Of course, the pandemic, racial inequality, and institutional responses are all intertwined. Just consult the data: According to the Centers for Disease Control and Prevention, Black, indigenous, and Latinx Americans are roughly three times more likely than white Americans to be hospitalized for COVID-19, and roughly twice as likely to die from it. The pandemic has not created social inequalities, but it has exacerbated them. A comprehensive public health response would require targeted attention on those inequalities and the policies that have created them.
A parallel can be drawn to the racial reckoning in arts institutions. Prominent classical musicians in the United States have always been overwhelmingly white. Many institutions have always had implicit or explicit exclusionary policies. And, in recent decades, musicians have struggled to expand their audiences — even when concert halls were still open. The 2020 racial protests did not create these circumstances, but they did highlight how urgently artists must respond to the inequities in their fields, should they hope to continue making impactful art in the years to come.
It follows, then, that responding to inequities in arts and culture should also provide a blueprint for sustainable art making once concert halls reopen. After all, as the Americans for the Arts’ proposal indicates, live performance is just one of the many services artists and musicians provide.
Out Into the World
How, then, do you create a truly equitable arts practice? That’s the million-dollar question — and there are a million possible answers. Holding free forums to discuss solutions and generate ideas is a good start. But, as President and Artistic Director of the Sphinx Organization Afa Dworkin pointed out, artists and institutions mustn’t mistake conversation for action: “Until we set ourselves numeric, measurable, accountability-infused goals” — and practice them for multiple years — “I don’t think much will change.”
In June, Peabody outlined specific steps the institute will take to continue building an inclusive arts practice, including supporting early music education for Black and Latinx musicians, recruiting more faculty members and students of color, and broadening the scope of musical practices taught in curricula.

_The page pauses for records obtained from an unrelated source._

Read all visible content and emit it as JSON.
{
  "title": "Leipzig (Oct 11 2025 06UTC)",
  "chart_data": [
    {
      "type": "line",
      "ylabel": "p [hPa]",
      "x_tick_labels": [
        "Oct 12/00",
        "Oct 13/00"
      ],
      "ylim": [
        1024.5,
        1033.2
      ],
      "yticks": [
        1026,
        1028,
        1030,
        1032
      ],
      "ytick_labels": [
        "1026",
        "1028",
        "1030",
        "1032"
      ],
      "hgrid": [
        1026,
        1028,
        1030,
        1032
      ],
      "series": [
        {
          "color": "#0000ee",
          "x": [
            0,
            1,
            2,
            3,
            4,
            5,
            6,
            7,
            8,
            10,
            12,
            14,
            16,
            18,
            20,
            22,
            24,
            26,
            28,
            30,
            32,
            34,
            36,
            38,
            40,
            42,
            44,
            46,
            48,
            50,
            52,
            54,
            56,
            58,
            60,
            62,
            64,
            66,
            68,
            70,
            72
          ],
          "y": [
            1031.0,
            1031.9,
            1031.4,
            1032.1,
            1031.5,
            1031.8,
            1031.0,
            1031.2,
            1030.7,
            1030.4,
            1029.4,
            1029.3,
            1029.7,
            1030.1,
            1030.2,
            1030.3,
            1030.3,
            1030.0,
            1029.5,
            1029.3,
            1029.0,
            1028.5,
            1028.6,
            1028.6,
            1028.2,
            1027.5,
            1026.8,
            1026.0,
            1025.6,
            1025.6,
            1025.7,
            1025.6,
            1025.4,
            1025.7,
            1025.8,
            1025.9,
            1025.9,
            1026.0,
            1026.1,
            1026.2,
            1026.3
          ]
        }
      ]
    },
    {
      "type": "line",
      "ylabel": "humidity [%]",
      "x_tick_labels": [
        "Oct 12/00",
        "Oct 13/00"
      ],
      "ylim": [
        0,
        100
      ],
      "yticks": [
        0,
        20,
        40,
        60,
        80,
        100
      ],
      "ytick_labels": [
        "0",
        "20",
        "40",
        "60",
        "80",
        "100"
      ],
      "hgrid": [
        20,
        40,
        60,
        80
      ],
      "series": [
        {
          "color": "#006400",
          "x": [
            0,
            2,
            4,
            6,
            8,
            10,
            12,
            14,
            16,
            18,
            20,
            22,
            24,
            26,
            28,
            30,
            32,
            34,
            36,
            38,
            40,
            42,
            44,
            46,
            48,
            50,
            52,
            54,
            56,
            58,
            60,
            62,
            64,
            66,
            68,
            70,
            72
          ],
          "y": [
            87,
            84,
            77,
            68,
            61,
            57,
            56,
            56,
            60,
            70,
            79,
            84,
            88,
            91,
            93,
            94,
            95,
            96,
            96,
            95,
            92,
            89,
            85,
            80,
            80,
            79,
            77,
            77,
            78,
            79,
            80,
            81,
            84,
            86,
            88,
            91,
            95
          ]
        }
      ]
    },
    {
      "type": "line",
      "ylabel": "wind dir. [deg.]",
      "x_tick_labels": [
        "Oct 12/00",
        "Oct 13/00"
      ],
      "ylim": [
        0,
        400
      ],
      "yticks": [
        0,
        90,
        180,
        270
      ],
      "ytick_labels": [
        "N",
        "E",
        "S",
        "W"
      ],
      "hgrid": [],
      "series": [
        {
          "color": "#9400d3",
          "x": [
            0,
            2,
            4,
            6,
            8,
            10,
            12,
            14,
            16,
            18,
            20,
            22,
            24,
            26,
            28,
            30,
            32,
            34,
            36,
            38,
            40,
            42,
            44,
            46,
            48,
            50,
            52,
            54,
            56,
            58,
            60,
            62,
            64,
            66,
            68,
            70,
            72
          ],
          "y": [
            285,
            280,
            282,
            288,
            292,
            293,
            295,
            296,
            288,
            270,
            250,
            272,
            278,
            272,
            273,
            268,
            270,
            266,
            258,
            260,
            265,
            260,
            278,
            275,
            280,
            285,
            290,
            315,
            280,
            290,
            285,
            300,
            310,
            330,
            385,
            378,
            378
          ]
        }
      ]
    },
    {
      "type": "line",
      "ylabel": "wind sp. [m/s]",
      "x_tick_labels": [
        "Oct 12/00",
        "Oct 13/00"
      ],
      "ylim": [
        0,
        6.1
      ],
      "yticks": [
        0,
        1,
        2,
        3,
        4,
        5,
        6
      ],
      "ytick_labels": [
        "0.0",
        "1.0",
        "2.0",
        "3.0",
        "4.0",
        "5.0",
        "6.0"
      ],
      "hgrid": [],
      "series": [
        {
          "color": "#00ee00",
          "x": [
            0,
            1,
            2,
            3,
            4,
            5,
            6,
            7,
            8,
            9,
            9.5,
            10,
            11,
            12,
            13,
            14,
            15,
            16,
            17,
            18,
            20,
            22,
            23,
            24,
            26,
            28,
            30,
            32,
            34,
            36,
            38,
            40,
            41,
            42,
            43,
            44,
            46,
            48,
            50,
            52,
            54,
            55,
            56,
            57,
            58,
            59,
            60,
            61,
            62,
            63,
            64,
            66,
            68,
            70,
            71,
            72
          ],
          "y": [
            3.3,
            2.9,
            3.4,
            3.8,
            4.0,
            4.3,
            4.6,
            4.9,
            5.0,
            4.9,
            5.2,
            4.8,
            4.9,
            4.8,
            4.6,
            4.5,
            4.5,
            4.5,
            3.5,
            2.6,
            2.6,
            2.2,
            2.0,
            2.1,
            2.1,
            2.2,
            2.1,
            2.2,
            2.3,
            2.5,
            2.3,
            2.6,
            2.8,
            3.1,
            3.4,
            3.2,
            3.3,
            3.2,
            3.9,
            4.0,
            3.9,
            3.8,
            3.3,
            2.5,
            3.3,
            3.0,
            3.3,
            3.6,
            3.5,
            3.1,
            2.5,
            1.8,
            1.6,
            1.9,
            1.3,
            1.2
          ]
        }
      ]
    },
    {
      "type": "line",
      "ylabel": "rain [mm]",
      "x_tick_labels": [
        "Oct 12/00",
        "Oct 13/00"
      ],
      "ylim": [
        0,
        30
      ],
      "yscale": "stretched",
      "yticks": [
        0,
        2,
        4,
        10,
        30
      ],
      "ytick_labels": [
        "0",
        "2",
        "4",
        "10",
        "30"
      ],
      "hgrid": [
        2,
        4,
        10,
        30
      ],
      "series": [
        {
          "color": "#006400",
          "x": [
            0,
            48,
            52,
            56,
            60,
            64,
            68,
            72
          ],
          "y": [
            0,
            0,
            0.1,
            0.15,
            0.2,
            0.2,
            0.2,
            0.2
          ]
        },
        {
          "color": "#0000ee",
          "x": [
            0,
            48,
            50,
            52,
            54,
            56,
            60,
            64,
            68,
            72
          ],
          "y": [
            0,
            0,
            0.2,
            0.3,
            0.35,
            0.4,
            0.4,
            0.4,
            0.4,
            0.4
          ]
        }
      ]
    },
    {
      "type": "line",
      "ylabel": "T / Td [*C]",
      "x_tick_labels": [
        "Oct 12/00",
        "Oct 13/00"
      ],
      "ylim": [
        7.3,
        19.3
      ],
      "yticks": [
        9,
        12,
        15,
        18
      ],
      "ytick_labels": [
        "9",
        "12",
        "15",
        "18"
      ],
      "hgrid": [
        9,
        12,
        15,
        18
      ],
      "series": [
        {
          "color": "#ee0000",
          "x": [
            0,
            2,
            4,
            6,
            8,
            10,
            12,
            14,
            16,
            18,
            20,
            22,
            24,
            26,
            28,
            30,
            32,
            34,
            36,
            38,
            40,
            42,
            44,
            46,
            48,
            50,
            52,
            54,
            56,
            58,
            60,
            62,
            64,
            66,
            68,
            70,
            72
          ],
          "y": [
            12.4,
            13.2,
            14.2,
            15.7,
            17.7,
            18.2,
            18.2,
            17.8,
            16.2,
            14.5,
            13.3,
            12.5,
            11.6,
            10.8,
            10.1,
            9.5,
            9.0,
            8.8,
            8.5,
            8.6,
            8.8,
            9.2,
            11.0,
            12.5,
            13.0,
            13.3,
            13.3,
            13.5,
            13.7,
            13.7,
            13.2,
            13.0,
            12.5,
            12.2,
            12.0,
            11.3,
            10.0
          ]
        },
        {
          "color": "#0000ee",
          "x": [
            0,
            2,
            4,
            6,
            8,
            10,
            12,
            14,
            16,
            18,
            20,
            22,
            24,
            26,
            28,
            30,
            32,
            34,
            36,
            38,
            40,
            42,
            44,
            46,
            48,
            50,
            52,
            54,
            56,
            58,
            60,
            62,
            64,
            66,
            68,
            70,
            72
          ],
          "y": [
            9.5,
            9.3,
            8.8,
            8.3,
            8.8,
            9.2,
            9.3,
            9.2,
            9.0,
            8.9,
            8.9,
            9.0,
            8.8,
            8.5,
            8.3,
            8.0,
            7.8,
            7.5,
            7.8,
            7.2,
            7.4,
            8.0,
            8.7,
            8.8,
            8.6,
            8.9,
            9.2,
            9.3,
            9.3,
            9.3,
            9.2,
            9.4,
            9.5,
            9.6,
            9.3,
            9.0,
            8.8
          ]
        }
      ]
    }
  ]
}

The Peabody LAUNCHPad assists students in building skills in entrepreneurship — vital in a field that increasingly asks artists less what audiences can do to support their music, and more how their music can support audiences.
Eager music students can look to the examples of other artists and organizations. In the early weeks of the pandemic, the International Contemporary Ensemble held a series of virtual town halls where audiences could take part in conversations about the Ensemble’s COVID-19 response. “It made people feel connected,” said Ross Karre, the Ensemble’s artistic director. “So, we took that model and made that a regular occurrence every Tuesday. Even in our best in-person concerts, we didn’t achieve that level of intimacy.”
For Susan Zhang, no class or practice session takes the place of actually going out into the world and getting your hands dirty. She recalled how one of her teachers, Marina Lomazov, who founded the Southeastern Piano Festival, asked her to executive produce the festival’s opening extravaganza. “That was really great preparation for The Concert Truck,” she said. Beyond that, Nick Luby said that their success with The Concert Truck has come from a mindset of “normalizing failure — combining the rigorous perfectionism that we learn [in conservatory] with a radical acceptance of what we can do in the moment.”
At a time when prospects might feel grim for so many performing artists, such an outlook seems the only reasonable — and hopeful — way to move forward.